The sweeping package comes a week after Navalny, Putin’s most outspoken domestic critic, died in a remote Arctic penal colony. Western leaders were quick to suggest the Russian government was to blame for his death.

“Make no mistake: Putin is responsible for Navalny’s death,” Biden said.

The US sanctioned three prison officials it said were involved in Navalny’s death, including two in charge of the penal colony, and Valery Boyarinev, deputy head of Russia’s penitentiary service.

Putin promoted Boyarinev, who gave orders to limit the amount Navalny could spend on food, to “colonel-general” in a decree published three days after the activist’s death.

Moscow has been hit by a succession of wide-ranging sanctions and export controls from allies of Ukraine since the start of the war. According to the Kyiv School of Economics, Russian goods exports in 2023 were down by 29 per cent compared to 2022.

The Bank of Finland has also found evidence that while Russia has coped with being cut off from western tech companies by using Chinese suppliers, the restrictions have driven price rises of more than 70 per cent for some sensitive war-related technologies.

The latest US package comes as other western allies have also stepped up efforts to hamper Russia’s war effort. In response to Navalny’s death, on Wednesday the UK imposed an asset freeze and travel ban on six prison officers at the penal colony where Navalny died.

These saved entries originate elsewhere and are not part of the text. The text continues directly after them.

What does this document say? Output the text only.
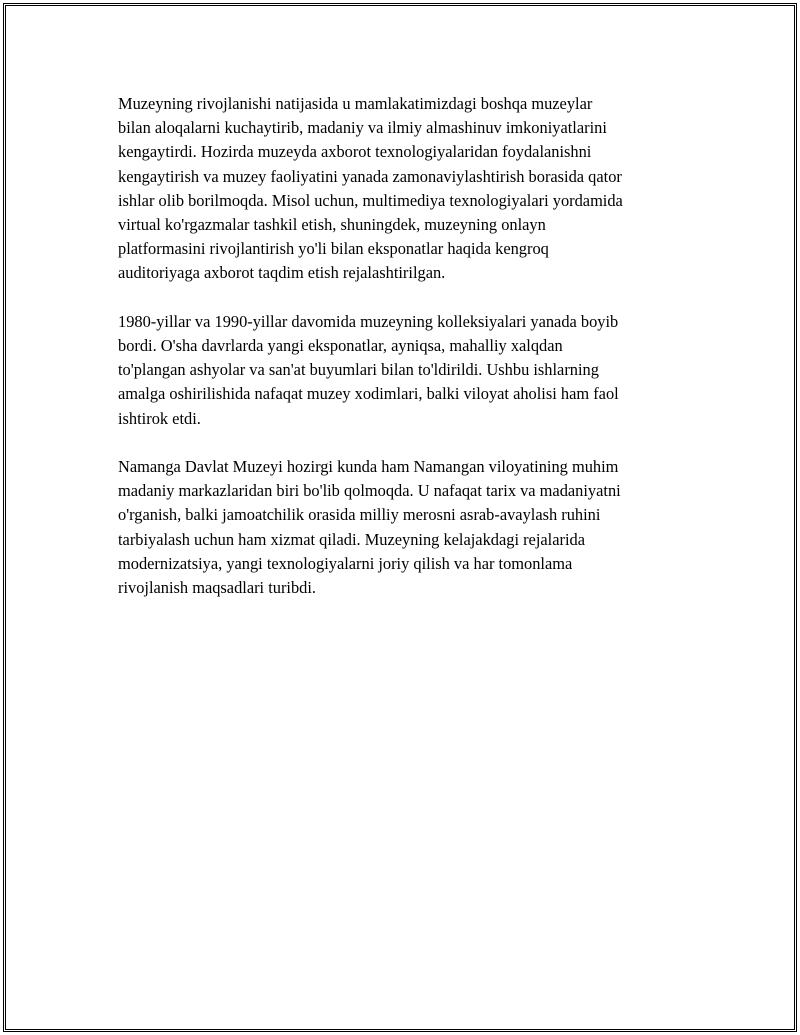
Muzeyning rivojlanishi natijasida u mamlakatimizdagi boshqa muzeylar
bilan aloqalarni kuchaytirib, madaniy va ilmiy almashinuv imkoniyatlarini
kengaytirdi. Hozirda muzeyda axborot texnologiyalaridan foydalanishni
kengaytirish va muzey faoliyatini yanada zamonaviylashtirish borasida qator
ishlar olib borilmoqda. Misol uchun, multimediya texnologiyalari yordamida
virtual ko'rgazmalar tashkil etish, shuningdek, muzeyning onlayn
platformasini rivojlantirish yo'li bilan eksponatlar haqida kengroq
auditoriyaga axborot taqdim etish rejalashtirilgan.

1980-yillar va 1990-yillar davomida muzeyning kolleksiyalari yanada boyib
bordi. O'sha davrlarda yangi eksponatlar, ayniqsa, mahalliy xalqdan
to'plangan ashyolar va san'at buyumlari bilan to'ldirildi. Ushbu ishlarning
amalga oshirilishida nafaqat muzey xodimlari, balki viloyat aholisi ham faol
ishtirok etdi.

Namanga Davlat Muzeyi hozirgi kunda ham Namangan viloyatining muhim
madaniy markazlaridan biri bo'lib qolmoqda. U nafaqat tarix va madaniyatni
o'rganish, balki jamoatchilik orasida milliy merosni asrab-avaylash ruhini
tarbiyalash uchun ham xizmat qiladi. Muzeyning kelajakdagi rejalarida
modernizatsiya, yangi texnologiyalarni joriy qilish va har tomonlama
rivojlanish maqsadlari turibdi.
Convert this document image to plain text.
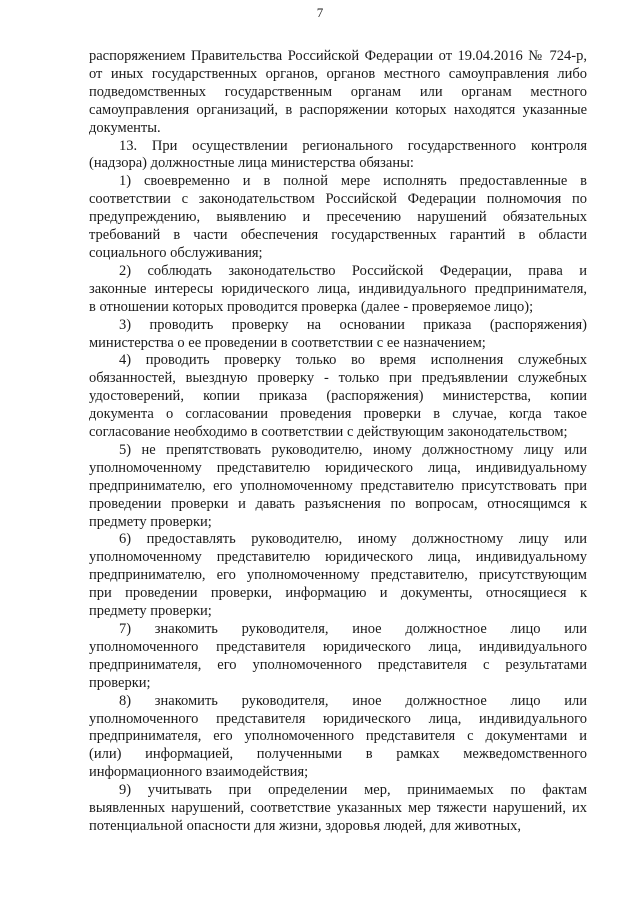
7
распоряжением Правительства Российской Федерации от 19.04.2016 № 724-р,
от иных государственных органов, органов местного самоуправления либо
подведомственных государственным органам или органам местного
самоуправления организаций, в распоряжении которых находятся указанные
документы.
13. При осуществлении регионального государственного контроля
(надзора) должностные лица министерства обязаны:
1) своевременно и в полной мере исполнять предоставленные в
соответствии с законодательством Российской Федерации полномочия по
предупреждению, выявлению и пресечению нарушений обязательных
требований в части обеспечения государственных гарантий в области
социального обслуживания;
2) соблюдать законодательство Российской Федерации, права и
законные интересы юридического лица, индивидуального предпринимателя,
в отношении которых проводится проверка (далее - проверяемое лицо);
3) проводить проверку на основании приказа (распоряжения)
министерства о ее проведении в соответствии с ее назначением;
4) проводить проверку только во время исполнения служебных
обязанностей, выездную проверку - только при предъявлении служебных
удостоверений, копии приказа (распоряжения) министерства, копии
документа о согласовании проведения проверки в случае, когда такое
согласование необходимо в соответствии с действующим законодательством;
5) не препятствовать руководителю, иному должностному лицу или
уполномоченному представителю юридического лица, индивидуальному
предпринимателю, его уполномоченному представителю присутствовать при
проведении проверки и давать разъяснения по вопросам, относящимся к
предмету проверки;
6) предоставлять руководителю, иному должностному лицу или
уполномоченному представителю юридического лица, индивидуальному
предпринимателю, его уполномоченному представителю, присутствующим
при проведении проверки, информацию и документы, относящиеся к
предмету проверки;
7) знакомить руководителя, иное должностное лицо или
уполномоченного представителя юридического лица, индивидуального
предпринимателя, его уполномоченного представителя с результатами
проверки;
8) знакомить руководителя, иное должностное лицо или
уполномоченного представителя юридического лица, индивидуального
предпринимателя, его уполномоченного представителя с документами и
(или) информацией, полученными в рамках межведомственного
информационного взаимодействия;
9) учитывать при определении мер, принимаемых по фактам
выявленных нарушений, соответствие указанных мер тяжести нарушений, их
потенциальной опасности для жизни, здоровья людей, для животных,
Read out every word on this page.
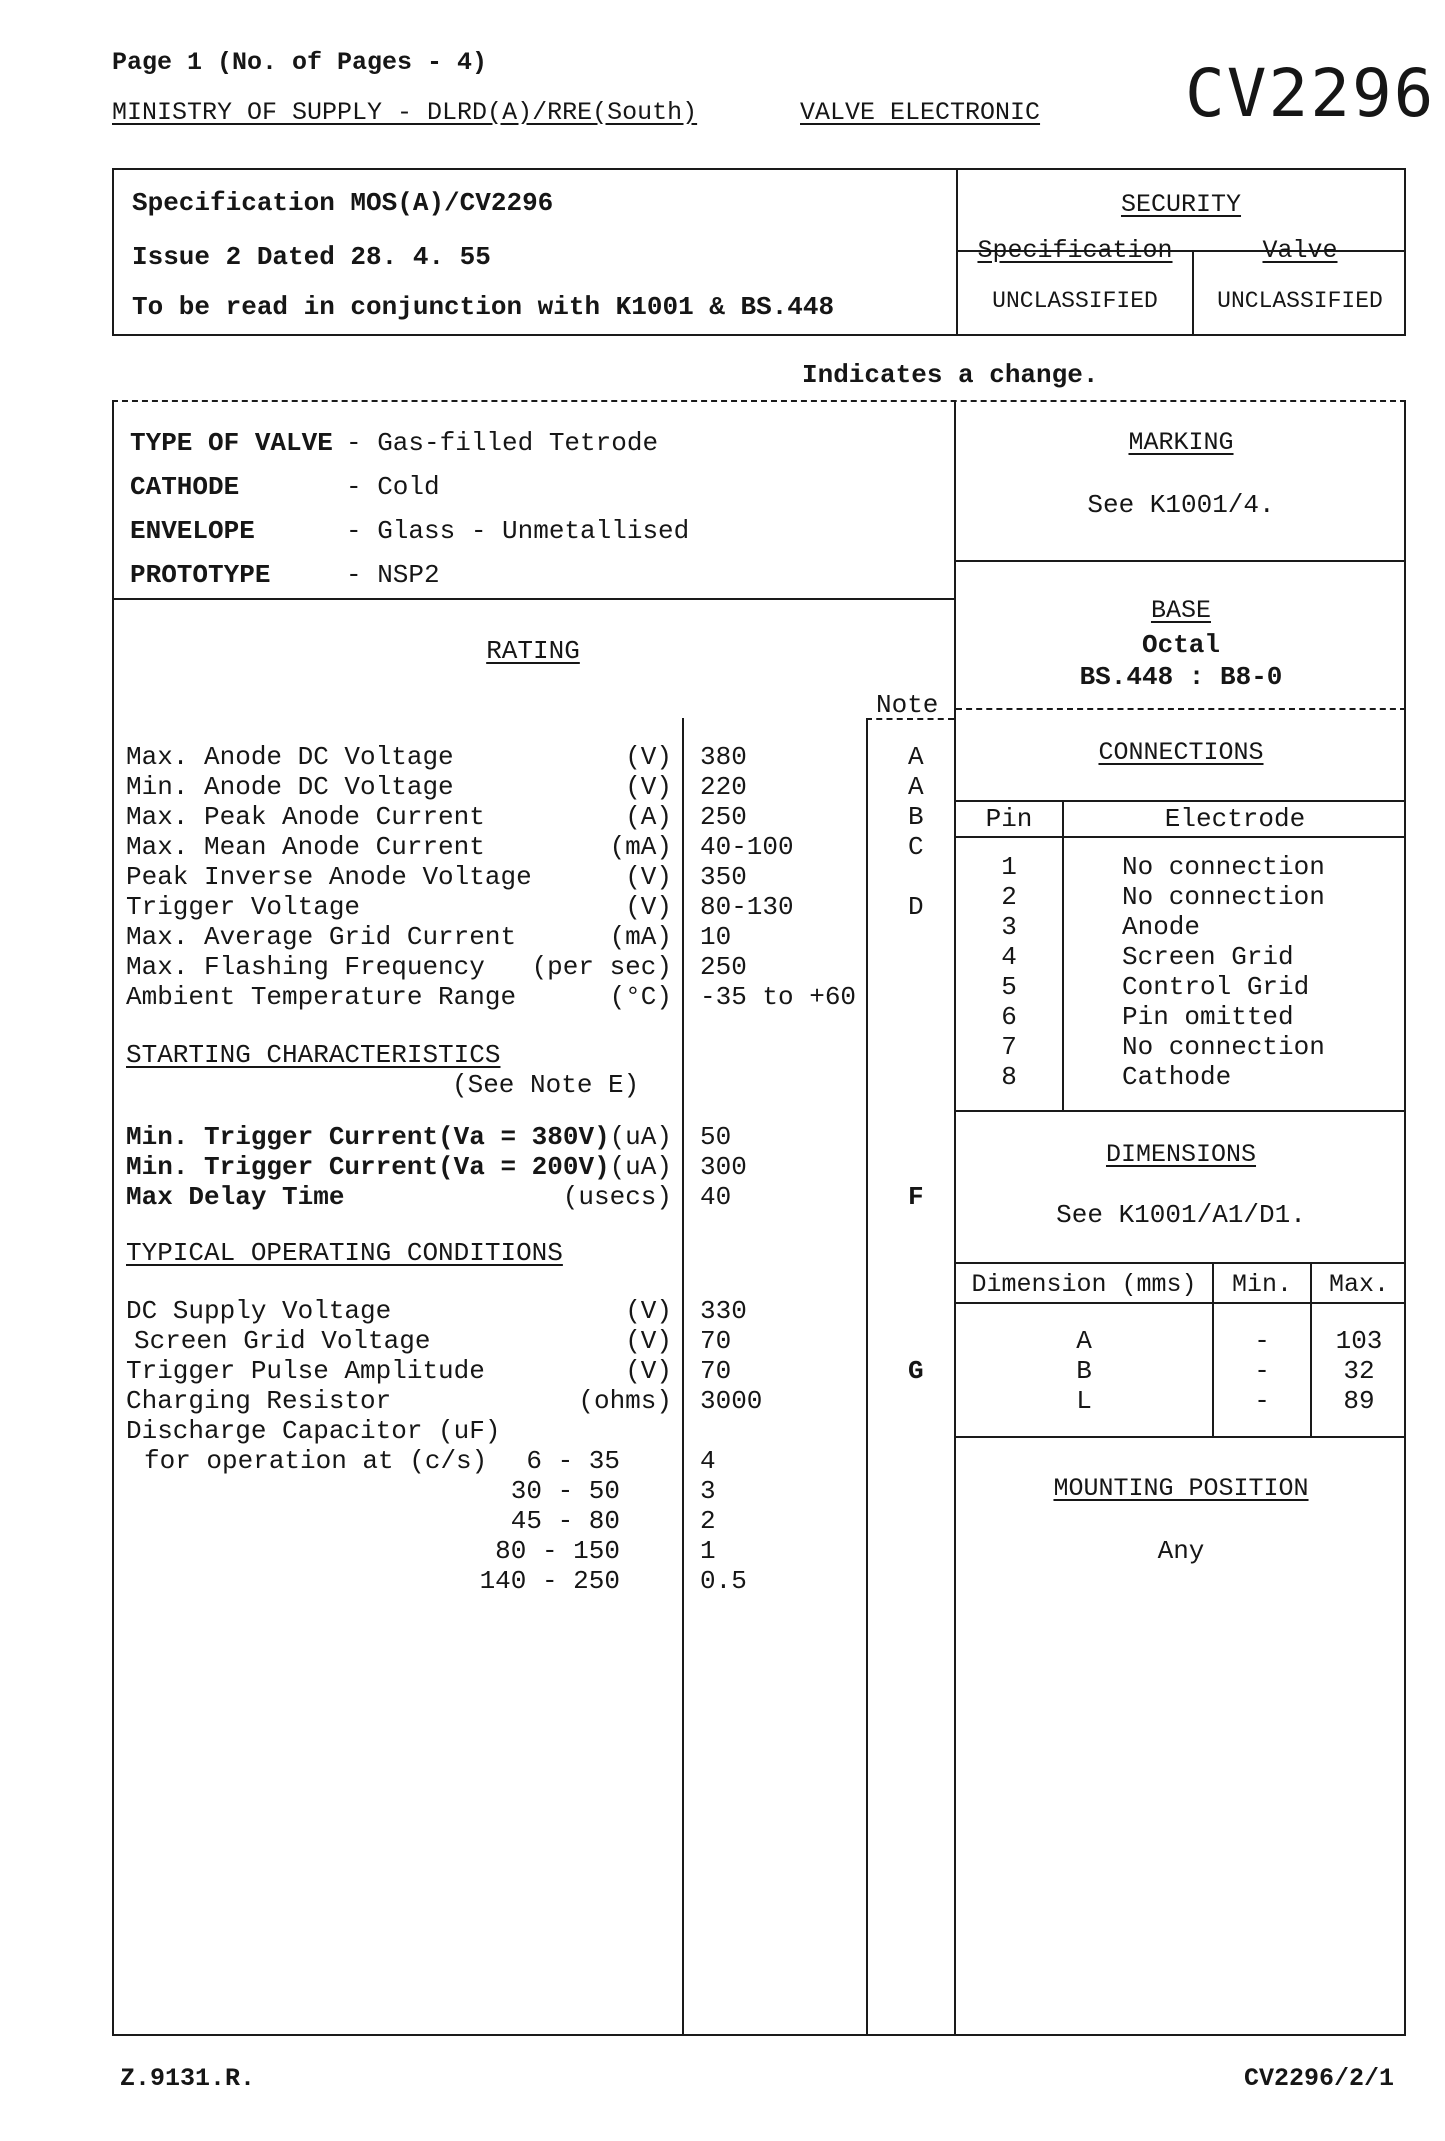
Page 1 (No. of Pages - 4)
MINISTRY OF SUPPLY - DLRD(A)/RRE(South)	VALVE ELECTRONIC CV2296
Specification MOS(A)/CV2296
Issue 2 Dated 28. 4. 55
To be read in conjunction with K1001 & BS.448
SECURITY
Specification	Valve
UNCLASSIFIED	UNCLASSIFIED
Indicates a change.
TYPE OF VALVE - Gas-filled Tetrode
CATHODE	- Cold
ENVELOPE	- Glass - Unmetallised
PROTOTYPE	- NSP2
RATING
Note
Max. Anode DC Voltage	(V) 380	A
Min. Anode DC Voltage	(V) 220	A
Max. Peak Anode Current	(A) 250	B
Max. Mean Anode Current	(mA) 40-100	C
Peak Inverse Anode Voltage	(V) 350
Trigger Voltage	(V) 80-130	D
Max. Average Grid Current	(mA) 10
Max. Flashing Frequency	(per sec) 250
Ambient Temperature Range	(°C) -35 to +60
STARTING CHARACTERISTICS
(See Note E)
Min. Trigger Current(Va = 380V) (uA) 50
Min. Trigger Current(Va = 200V) (uA) 300
Max Delay Time	(usecs) 40	F
TYPICAL OPERATING CONDITIONS
DC Supply Voltage	(V) 330
Screen Grid Voltage	(V) 70
Trigger Pulse Amplitude	(V) 70	G
Charging Resistor	(ohms) 3000
Discharge Capacitor (uF)
for operation at (c/s)	6 - 35	4
30 - 50	3
45 - 80	2
80 - 150	1
140 - 250	0.5
MARKING
See K1001/4.
BASE
Octal
BS.448 : B8-0
CONNECTIONS
Pin	Electrode
1	No connection
2	No connection
3	Anode
4	Screen Grid
5	Control Grid
6	Pin omitted
7	No connection
8	Cathode
DIMENSIONS
See K1001/A1/D1.
Dimension (mms)	Min.	Max.
A	-	103
B	-	32
L	-	89
MOUNTING POSITION
Any
Z.9131.R.	CV2296/2/1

On the same day, the EU agreed sanctions on several foreign companies including from India and China that are accused of aiding Russia’s military campaign.

Targets of the new US measures include the National Payment Card System Joint Stock Company (NSPK), which underpins Russia’s Mir payment system. This will further limit Russians’ ability to use Mir cards, designed as an alternative to Visa and Mastercard, outside Russia.

The US also sanctioned coal producer Suek and steelmaker Mechel, two of the country’s top 50 companies by revenue, in an effort to further limit Russia’s revenue from commodities exports.

Further restrictions targeting companies involved in fields such as oil exploration are aimed at preventing Russia from developing new sites and tapping further potential streams of export revenue in the future.

Some notorious contributors to the war effort are also subject to new measures, including the Alabuga Special Economic Zone in Tatarstan, a site where Russia is assembling the Geran-2 attack drone. The Albatross reconnaissance drone is also made at the same site.

Anna Luzhanskaya has been sanctioned for her role as the notional owner of Fly Bridge, a company that was part of a smuggling ring exposed by the Financial Times for exporting French microchips to a Russian electronic warfare manufacturer.